How in the hell am I going to get out of here?

Callum is still sipping and reading. Sip. Read. Sip. Read. The only other sound is the popping of the birch logs.

How long is he going to sit here?

I can’t stay forever. My brothers are going to start looking for me in a minute.

I don’t like being stuck. I’m starting to sweat, from the heat and the stress.

The ice in Callum’s glass sounds so cool and refreshing.

God, I want a drink and I want to leave.

How many fucking emails does he have?!

Flustered and annoyed, I hatch a plan. Possibly the stupidest plan I’ve ever concocted.

I reach behind me and grab the tassel hanging down from the curtains. It’s a thick gold tassel, attached to green velvet curtains.

By pulling it out to its furthest length, I can just poke it in around the edge of the grate, directly into the embers.

My plan is to set it smoking, which will distract Callum, allowing me to sneak around the opposite side of the chair and out the door. That’s the genius scheme.

But because this isn’t a fucking Nancy Drew novel, this is what happens instead:

The flames rip up the cord like it was dipped in gasoline, singing my hand. I drop the cord, which swings back to the curtain. Then that curtain ignites like it’s paper. Liquid fire roars up to the ceiling in an instant.

This actually does achieve its purpose of distracting Callum Griffin. He shouts and jumps to his feet, knocking over his chair. However, my distraction comes at the cost of all subtlety, because I also have to abandon my hiding spot and sprint out of the room. I don’t know if Callum saw me or not, and I don’t care.

I’m thinking I should look for a fire extinguisher or water or something. I’m also thinking I should get the fuck out of here immediately.

That’s the idea that wins out—I go sprinting down the stairs at top speed.

At the bottom of the staircase, I plow into somebody else, almost knocking him over. It’s Nero, with that pretty blonde right behind him. Her hair is all messed up and he’s got lipstick on his neck.

“Jesus,” I say. “Is that a new record?” I’m pretty sure he only met her about eight seconds ago.

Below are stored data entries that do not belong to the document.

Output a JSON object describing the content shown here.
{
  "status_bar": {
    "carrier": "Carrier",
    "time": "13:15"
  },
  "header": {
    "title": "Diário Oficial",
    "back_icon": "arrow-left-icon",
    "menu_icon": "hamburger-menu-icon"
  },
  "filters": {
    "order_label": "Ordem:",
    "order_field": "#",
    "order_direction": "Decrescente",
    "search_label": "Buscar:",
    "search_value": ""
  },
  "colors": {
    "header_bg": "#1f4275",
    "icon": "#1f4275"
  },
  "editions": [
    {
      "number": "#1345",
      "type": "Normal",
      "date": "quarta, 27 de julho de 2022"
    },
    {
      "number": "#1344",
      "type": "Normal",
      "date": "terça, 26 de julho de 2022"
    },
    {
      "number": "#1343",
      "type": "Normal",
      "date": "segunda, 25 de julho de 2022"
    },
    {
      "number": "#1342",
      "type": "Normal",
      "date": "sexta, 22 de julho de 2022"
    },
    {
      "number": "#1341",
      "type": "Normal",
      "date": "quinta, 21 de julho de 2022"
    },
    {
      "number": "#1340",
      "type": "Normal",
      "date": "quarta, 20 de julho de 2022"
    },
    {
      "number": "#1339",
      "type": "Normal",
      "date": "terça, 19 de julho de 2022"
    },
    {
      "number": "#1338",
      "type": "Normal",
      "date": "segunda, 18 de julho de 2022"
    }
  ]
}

Nero shrugs, a hint of a grin on his handsome face.

“Probably,” he says.

Smoke drifts down over the bannister. Callum Griffin is shouting up in the library. Nero gazes up the staircase, confused.

“What’s going on—”

“Never mind,” I say, seizing his arm. “We’ve gotta get out of here.”

I start dragging him in the direction of the service kitchen, but I can’t quite take my own advice. I cast one look back over my shoulder. And I see Callum Griffin standing at the head of the stairs, glaring after us with a murderous expression on his face.

We sprint through the kitchen, knocking over a tray of canapés, then we’re out the door, back out on the lawn.

“You find Sebastian, I’ll get Dante,” Nero says. He abandons the blonde without a word, jogging off across the yard.

I run in the opposite direction, looking for the tall, lanky shape of my youngest brother.

Inside the mansion, a fire alarm starts to wail.